Starting next school year, the AMES academy classrooms -- with two classes each in third, fourth and fifth grades -- will no longer be housed in their own hallway. Instead, they will be separated and placed in their respective grade level's halls.
School and district level officials say this is just a location change to increase collaboration among teachers of the same grade level, which could result in sharing ideas to benefit all students.
But parents say it is much more than that and are concerned it will dilute the program.
"This program has always been advertised as a school-within-a-school, and they are changing that aspect of it," said Annie Ballance, who has a rising fifth-grader in AMES.
"What they are really doing is gutting the AMES program. ... It was successful, so why change it?"
The AMES academy began at Beaufort Elementary in 2008 and has since expanded to Pritchardville Elementary School. Both are magnet programs for gifted and high-achieving students that provide rigorous math and science skills taught through engineering projects, according to the district's description.
Beaufort Elementary principal Gary McCulloch said nothing about the program is changing. It will still offer the same curriculum and serve the same students, he said.
While the AMES classrooms will be integrated with traditional classes, the students will only mingle during lunch times and recess, just as the program currently operates, according to district head of instruction Dereck Rhoads.
The move to increase collaboration between AMES and teachers in traditional classrooms might also spread the core tenets of AMES throughout the school, McCulloch said.

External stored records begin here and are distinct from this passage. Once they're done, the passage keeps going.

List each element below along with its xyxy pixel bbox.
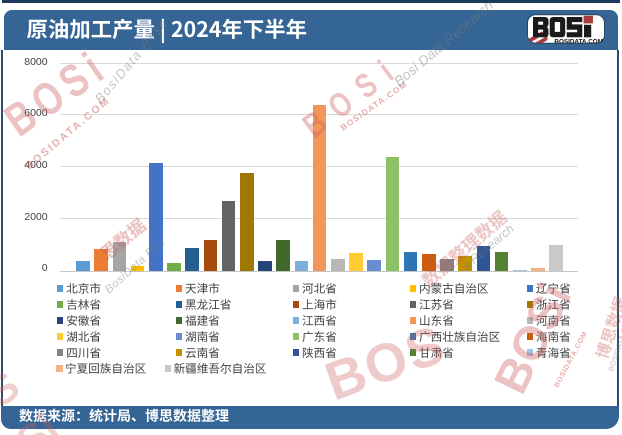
svg-text:Bosi Data Research: Bosi Data Research (391, 0, 497, 89)
svg-text:BOSIDATA.COM: BOSIDATA.COM (554, 38, 603, 44)
svg-text:S: S (0, 362, 28, 416)
svg-text:BOS: BOS (318, 314, 454, 412)
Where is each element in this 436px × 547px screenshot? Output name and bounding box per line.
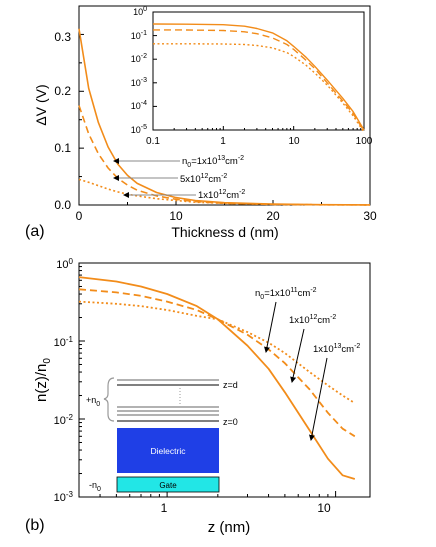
- panel-b-y-ticklabels: 100 10-1 10-2 10-3: [54, 257, 74, 504]
- panel-a: 0.0 0.1 0.2 0.3 0 10 20 30 Thickness d (…: [25, 5, 377, 240]
- inset-x-tick-1: 1: [220, 136, 226, 147]
- panel-a-y-tick-1: 0.1: [54, 141, 71, 155]
- svg-text:100: 100: [56, 257, 73, 271]
- panel-b-ticks: [78, 262, 337, 498]
- panel-b-label: (b): [25, 517, 45, 534]
- panel-b-annotation-1e13: 1x1013cm-2: [309, 343, 360, 441]
- panel-a-annotation-5e12: 5x1012cm-2: [113, 173, 227, 185]
- device-schematic: +n0 z=d z=0 Dielectric Gate -n0: [86, 377, 238, 493]
- svg-text:1x1012cm-2: 1x1012cm-2: [198, 189, 245, 201]
- dielectric-block: [117, 428, 219, 473]
- panel-a-x-tick-0: 0: [76, 209, 83, 223]
- svg-text:1x1012cm-2: 1x1012cm-2: [289, 314, 336, 326]
- panel-b-series-dotted: [78, 300, 356, 404]
- inset-x-tick-0: 0.1: [146, 136, 160, 147]
- panel-b-annotation-1e11: n0=1x1011cm-2: [255, 287, 317, 353]
- svg-text:10-2: 10-2: [131, 53, 147, 64]
- panel-b: 100 10-1 10-2 10-3 1 10 z (nm) n(z)/n0 (…: [25, 257, 371, 536]
- panel-b-series-solid: [78, 276, 356, 480]
- schematic-plus-label: +n0: [86, 395, 100, 408]
- svg-text:5x1012cm-2: 5x1012cm-2: [180, 173, 227, 185]
- panel-a-x-tick-2: 20: [266, 209, 280, 223]
- panel-a-y-axis-label: ΔV (V): [33, 84, 49, 125]
- inset-x-tick-3: 100: [356, 136, 373, 147]
- svg-text:n0=1x1011cm-2: n0=1x1011cm-2: [255, 287, 317, 301]
- panel-b-x-tick-1: 10: [317, 501, 331, 515]
- panel-a-annotation-1e12: 1x1012cm-2: [123, 189, 245, 201]
- schematic-bottom-label: z=0: [223, 417, 238, 427]
- svg-text:10-2: 10-2: [54, 413, 74, 427]
- panel-b-series-dashed: [78, 288, 356, 438]
- panel-a-y-tick-0: 0.0: [54, 198, 71, 212]
- panel-a-y-tick-3: 0.3: [54, 30, 71, 44]
- schematic-minus-label: -n0: [89, 480, 101, 493]
- panel-b-y-axis-label: n(z)/n0: [33, 358, 53, 402]
- gate-block: [116, 476, 220, 493]
- svg-text:100: 100: [133, 6, 147, 17]
- inset-y-ticklabels: 100 10-1 10-2 10-3 10-4 10-5: [131, 6, 147, 135]
- svg-text:10-1: 10-1: [54, 335, 74, 349]
- svg-text:n0=1x1013cm-2: n0=1x1013cm-2: [182, 155, 244, 169]
- panel-a-annotation-1e13: n0=1x1013cm-2: [113, 155, 244, 169]
- panel-b-frame: [78, 262, 371, 498]
- panel-a-x-tick-1: 10: [169, 209, 183, 223]
- panel-b-x-tick-0: 1: [161, 501, 168, 515]
- panel-a-inset: 100 10-1 10-2 10-3 10-4 10-5 0.1 1 10 10…: [131, 6, 373, 147]
- svg-text:10-3: 10-3: [54, 490, 74, 504]
- inset-series-dotted: [153, 43, 365, 133]
- svg-text:1x1013cm-2: 1x1013cm-2: [313, 343, 360, 355]
- inset-x-tick-2: 10: [288, 136, 300, 147]
- panel-a-x-tick-3: 30: [363, 209, 377, 223]
- panel-a-y-tick-2: 0.2: [54, 84, 71, 98]
- svg-text:10-3: 10-3: [131, 77, 147, 88]
- svg-text:10-1: 10-1: [131, 30, 147, 41]
- panel-a-series-dashed: [78, 105, 371, 206]
- svg-text:10-5: 10-5: [131, 124, 147, 135]
- panel-b-series: [78, 276, 356, 480]
- schematic-brace: [103, 377, 115, 422]
- gate-label: Gate: [159, 481, 177, 490]
- panel-a-x-axis-label: Thickness d (nm): [171, 224, 278, 240]
- panel-a-label: (a): [25, 223, 45, 240]
- panel-a-series: [78, 28, 371, 206]
- schematic-top-label: z=d: [223, 380, 238, 390]
- inset-series-solid: [152, 23, 365, 131]
- inset-frame: [152, 11, 365, 131]
- panel-b-x-axis-label: z (nm): [208, 519, 251, 536]
- inset-series-dashed: [152, 29, 365, 132]
- panel-b-annotation-1e12: 1x1012cm-2: [289, 314, 336, 383]
- inset-series: [152, 23, 365, 133]
- dielectric-label: Dielectric: [151, 446, 187, 456]
- svg-text:10-4: 10-4: [131, 100, 147, 111]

But Ellen Parker, a former fourth-grade AMES teacher at Beaufort Elementary who retired before the 2013-14 school year, said the AMES teachers already collaborated at least once a week with grade-level teachers outside the program.
"We were always told when we started the program that it was crucial AMES be different," Parker said. "So the amount of co-planning you would do with a regular program classroom would be minimal, anyhow."
She said older and younger students within the AMES program collaborate frequently, making it important to house them together. Having the classes contained in a single hall facilitated that work and created the "school-within-a-school" environment, Parker added.
The state Department of Education defines a school-within-a-school or magnet program as a "separate, self-contained school ... designed exclusively for gifted and talented learners," according to its best-practices manual.
Rhoads said that atmosphere has been maintained, and he hopes parents will see that in the fall.
"Where those classrooms are located has never been part of the program," he said. "So there is no strengthening, no dilution, really no change to the program."